"We were in despair. We had flown halfway around the world to carry out this operation and everything depended on what happened in the next few seconds."
Walshe, who was 21, and Smith were among a remarkably diverse group of white activists - electricians, engineers, a telephonist, a seaman and several students from the London School of Economics (LSE) - recruited to travel to South Africa on a range of short missions in the 60s and 70s. Armed with toy tarantulas, fireworks and plastic buckets, they aimed to send the message that the ANC was still alive.
The mastermind was LSE student Ronnie Kasrils, who later served as a minister in the governments of Nelson Mandela and Thabo Mbeki.
This motley group of men and women, all now in their 60s, have spent the past week in South Africa being feted by the ANC, and have emerged as unsung heroes of the struggle against apartheid.
They are on a book tour to promote The London Recruits, which charts their covert exploits between 1967 and 1971 to revive resistance to apartheid in South Africa when the racist regime had jailed all the ANC's top leaders, including Mandela.
The apartheid regime thought it had stamped out resistance for good.
Mandela was in jail for life, having been convicted with the rest of the top leadership in 1964. Other senior figures had gone into exile.
Kasrils said: "The late 1960s were the bleakest period of the struggle against apartheid. The underground networks had been crushed, we had ceased to exist and the masses were intimidated.

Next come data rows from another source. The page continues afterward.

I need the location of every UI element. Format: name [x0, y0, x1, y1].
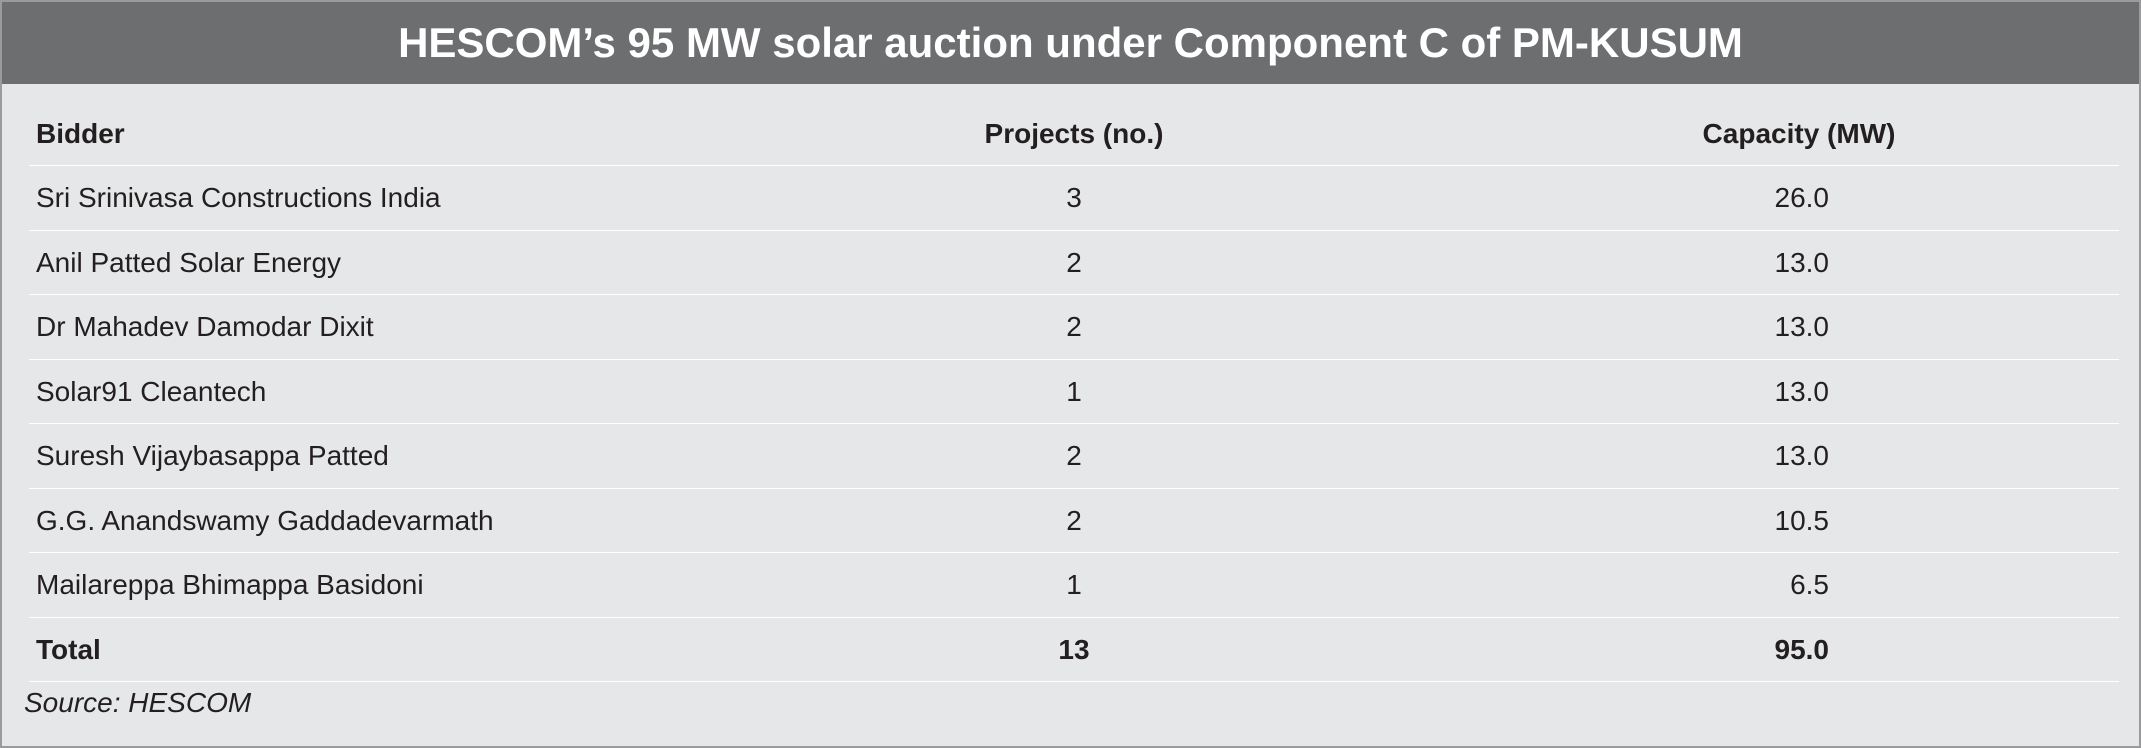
cell: 1 — [1066, 375, 1082, 407]
cell: Suresh Vijaybasappa Patted — [36, 440, 389, 471]
cell: Projects (no.) — [984, 117, 1164, 149]
table-row: Anil Patted Solar Energy 2 13.0 — [29, 231, 2119, 295]
table-row: Solar91 Cleantech 1 13.0 — [29, 360, 2119, 424]
table-row: Dr Mahadev Damodar Dixit 2 13.0 — [29, 296, 2119, 360]
cell: 2 — [1066, 440, 1082, 471]
cell: 13.0 — [1774, 311, 1830, 342]
table-row: Suresh Vijaybasappa Patted 2 13.0 — [29, 425, 2119, 489]
cell: Bidder — [36, 117, 125, 149]
header-row: Bidder Projects (no.) Capacity (MW) — [29, 102, 2119, 166]
cell: Capacity (MW) — [1702, 117, 1896, 149]
cell: 2 — [1066, 246, 1082, 278]
cell: Total — [36, 633, 101, 665]
title: HESCOM’s 95 MW solar auction under Compo… — [2, 2, 2139, 84]
cell: Mailareppa Bhimappa Basidoni — [36, 569, 424, 600]
total-row: Total 13 95.0 — [29, 618, 2119, 682]
cell: Sri Srinivasa Constructions India — [36, 182, 441, 213]
table-row: Sri Srinivasa Constructions India 3 26.0 — [29, 167, 2119, 231]
cell: 13.0 — [1774, 246, 1830, 278]
cell: Solar91 Cleantech — [36, 375, 267, 407]
cell: Anil Patted Solar Energy — [36, 246, 342, 278]
cell: 2 — [1066, 311, 1082, 342]
cell: 26.0 — [1774, 182, 1830, 213]
cell: 13.0 — [1774, 440, 1830, 471]
table-row: Mailareppa Bhimappa Basidoni 1 6.5 — [29, 554, 2119, 618]
cell: 10.5 — [1774, 504, 1830, 536]
cell: G.G. Anandswamy Gaddadevarmath — [36, 504, 494, 536]
cell: Dr Mahadev Damodar Dixit — [36, 311, 374, 342]
table-row: G.G. Anandswamy Gaddadevarmath 2 10.5 — [29, 489, 2119, 553]
cell: 3 — [1066, 182, 1082, 213]
cell: 1 — [1066, 569, 1082, 600]
cell: 95.0 — [1774, 633, 1830, 665]
source-note: Source: HESCOM — [24, 687, 252, 718]
cell: 13.0 — [1774, 375, 1830, 407]
cell: 2 — [1066, 504, 1082, 536]
cell: 6.5 — [1790, 569, 1829, 600]
cell: 13 — [1058, 633, 1090, 665]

"We needed to get a message of hope to the remnants of the movement and to the South African people. The London recruits filled a void right up until 1972 when the underground was rebuilt again."
Ken Keable, a 67-year-old electrical engineer who edited the book, said: "I had 1200 letters in a false-bottomed suitcase and had to go to the post office, buy 1200 stamps and post them all round Johannesburg.

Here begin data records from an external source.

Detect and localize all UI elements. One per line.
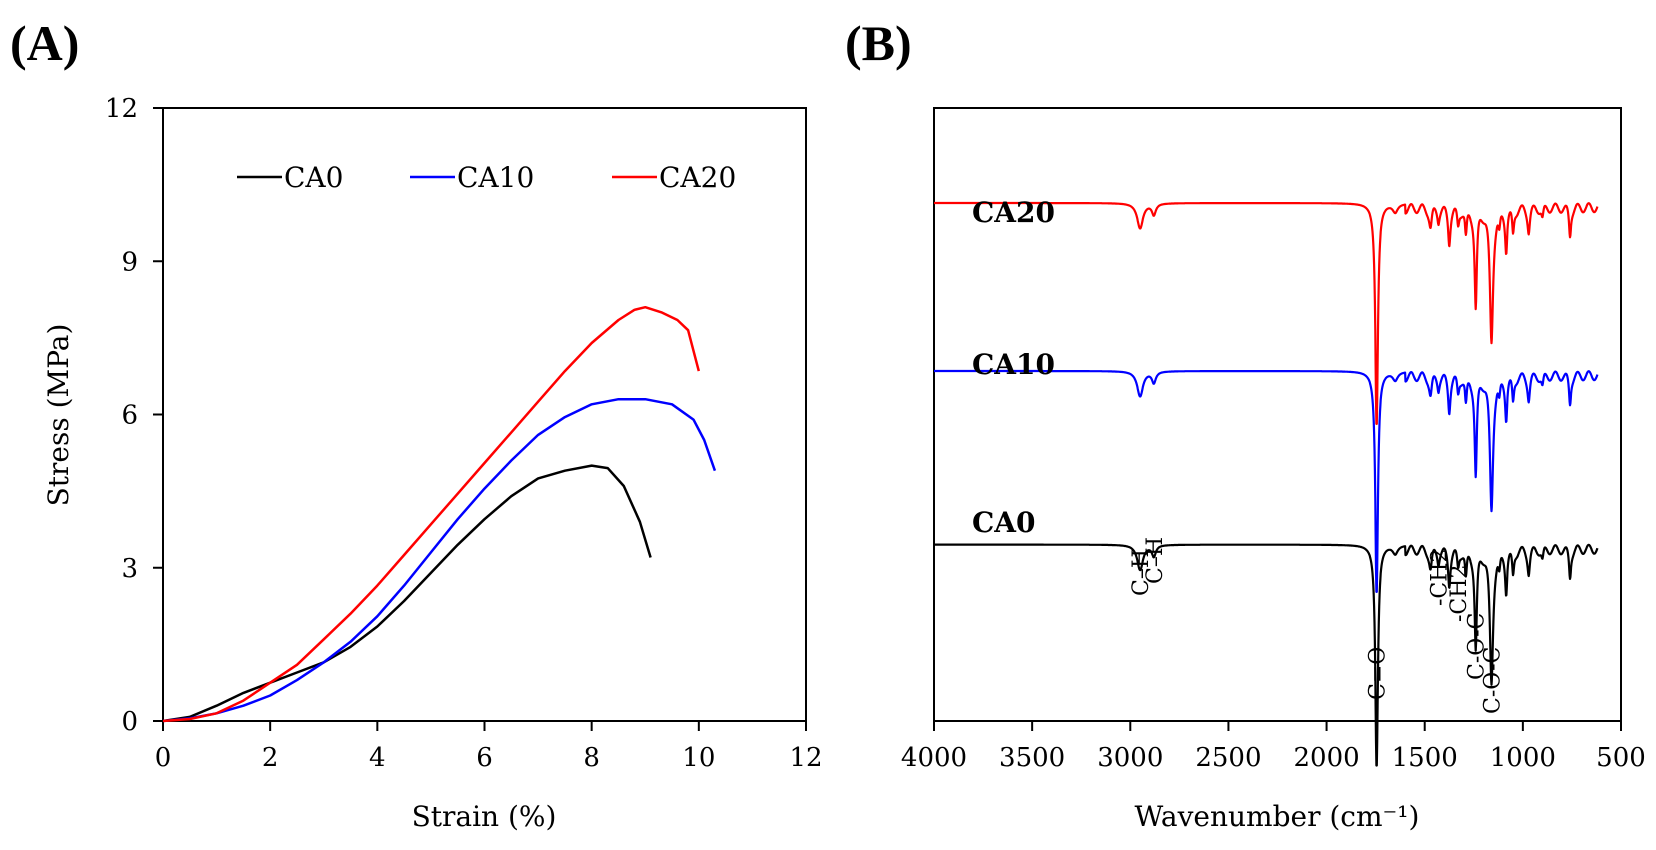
legend-label-ca0: CA0 bbox=[284, 161, 343, 194]
series-label-ca20: CA20 bbox=[972, 196, 1055, 229]
panel-b-x-tick-label: 2000 bbox=[1293, 743, 1359, 773]
panel-b-x-tick-label: 3000 bbox=[1097, 743, 1163, 773]
panel-a-x-tick-label: 8 bbox=[583, 743, 600, 773]
series-line-ca0 bbox=[162, 464, 652, 723]
panel-b-plot-frame bbox=[933, 107, 1622, 722]
legend-label-ca10: CA10 bbox=[457, 161, 534, 194]
panel-a-x-tick-label: 10 bbox=[682, 743, 715, 773]
spectrum-ca20 bbox=[933, 201, 1599, 425]
panel-a-x-tick-label: 6 bbox=[476, 743, 493, 773]
panel-b-x-tick-label: 4000 bbox=[901, 743, 967, 773]
peak-annotation: C=O bbox=[1366, 647, 1391, 700]
panel-a-y-tick-label: 12 bbox=[105, 94, 138, 124]
panel-a-x-axis-title: Strain (%) bbox=[412, 800, 557, 833]
series-line-ca20 bbox=[162, 305, 701, 723]
legend-label-ca20: CA20 bbox=[659, 161, 736, 194]
panel-a-y-tick-label: 3 bbox=[121, 554, 138, 584]
panel-a-y-tick-label: 9 bbox=[121, 247, 138, 277]
peak-annotation: C–H bbox=[1129, 549, 1154, 596]
panel-b-x-tick-label: 1000 bbox=[1490, 743, 1556, 773]
series-line-ca10 bbox=[162, 397, 717, 723]
peak-annotation: C-O-C bbox=[1481, 647, 1506, 714]
series-label-ca0: CA0 bbox=[972, 506, 1036, 539]
panel-a-y-axis-title: Stress (MPa) bbox=[42, 324, 75, 507]
spectrum-ca0 bbox=[933, 543, 1599, 767]
panel-b-x-tick-label: 2500 bbox=[1195, 743, 1261, 773]
panel-a-x-tick-label: 12 bbox=[789, 743, 822, 773]
panel-a-y-tick-label: 6 bbox=[121, 401, 138, 431]
peak-annotation: C-O-C bbox=[1465, 613, 1490, 680]
peak-annotation: -CH2 bbox=[1447, 565, 1472, 622]
panel-a-x-tick-label: 4 bbox=[369, 743, 386, 773]
panel-a-plot-frame bbox=[162, 107, 807, 722]
panel-b-x-tick-label: 1500 bbox=[1392, 743, 1458, 773]
panel-a-x-tick-label: 0 bbox=[155, 743, 172, 773]
series-label-ca10: CA10 bbox=[972, 348, 1055, 381]
panel-b-x-tick-label: 3500 bbox=[999, 743, 1065, 773]
panel-b-x-tick-label: 500 bbox=[1596, 743, 1646, 773]
panel-b-x-axis-title: Wavenumber (cm⁻¹) bbox=[1135, 800, 1420, 833]
panel-a-label: (A) bbox=[10, 15, 79, 71]
peak-annotation: -CH2 bbox=[1428, 549, 1453, 606]
panel-a-x-tick-label: 2 bbox=[262, 743, 279, 773]
spectrum-ca10 bbox=[933, 369, 1599, 593]
peak-annotation: C–H bbox=[1143, 537, 1168, 584]
panel-b-label: (B) bbox=[845, 15, 912, 71]
panel-a-y-tick-label: 0 bbox=[121, 707, 138, 737]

"They were letters of encouragement to the Indian community, which the apartheid government was trying to divert from the struggle.
"We were protected by our white skins," said Keable, who was deeply shocked at the racial injustices he found. His next assignment, in 1970, was to plant the leaflet bombs.

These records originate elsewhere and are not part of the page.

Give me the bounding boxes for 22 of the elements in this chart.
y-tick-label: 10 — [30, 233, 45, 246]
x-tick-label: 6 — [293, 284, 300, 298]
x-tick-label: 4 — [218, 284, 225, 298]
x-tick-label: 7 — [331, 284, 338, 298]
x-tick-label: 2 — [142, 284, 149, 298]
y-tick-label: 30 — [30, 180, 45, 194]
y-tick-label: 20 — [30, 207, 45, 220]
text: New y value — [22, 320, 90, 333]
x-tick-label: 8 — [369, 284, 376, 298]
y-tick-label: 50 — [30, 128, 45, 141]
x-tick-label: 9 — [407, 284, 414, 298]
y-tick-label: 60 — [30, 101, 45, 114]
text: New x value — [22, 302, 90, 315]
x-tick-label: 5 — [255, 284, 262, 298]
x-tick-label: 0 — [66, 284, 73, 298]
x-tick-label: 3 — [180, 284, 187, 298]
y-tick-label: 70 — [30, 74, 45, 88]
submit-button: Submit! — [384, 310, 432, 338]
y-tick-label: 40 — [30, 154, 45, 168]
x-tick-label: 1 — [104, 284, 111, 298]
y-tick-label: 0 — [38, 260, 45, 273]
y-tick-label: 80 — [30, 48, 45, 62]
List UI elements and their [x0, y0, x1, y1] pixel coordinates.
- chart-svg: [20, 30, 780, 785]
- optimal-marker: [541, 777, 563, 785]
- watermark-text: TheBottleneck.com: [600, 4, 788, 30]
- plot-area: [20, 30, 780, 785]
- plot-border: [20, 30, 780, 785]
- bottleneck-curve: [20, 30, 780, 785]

As the buckets went off in strategic commuter sites, cassette recorders played messages, beginning "This is the voice of the ANC" and including songs by the ANC London choir.
"The London recruits set off leaflet distribution devices in five cities every year between 1967 and 1971."
Sean Hosey and Alex Moumbaris were both captured. Some of the London recruits were active into the 1980s, including the owners of Africa Hinterland, a tourist company whose owners, over several years, carried an estimated 40 tonnes of weapons for the ANC in the floor of an overland vehicle. The story has been made into a film, Secret Safari.
Keable says the book is a call for greater international solidarity. "All the London Recruits could have said apartheid is wrong but it's not my problem, but none of them did. International solidarity is something we need more and more of now, for the people of Palestine or for the people of Saudi Arabia."
Walshe echoes his call but has not forgotten his other priority during his upcoming four-week holiday - finding the hotel maid.
"She was about our age and black. Pete and I were so shocked when she came across us in the hotel room that all we could think to do was the ANC salute. We were supposed to be as white as can be.
"We were not supposed even to talk to any black people during our visit. Instead we told her everything and our operation grew from two people to three. We said goodbye with a kiss, which was about as illegal as you could get in those days. I would love to meet her again."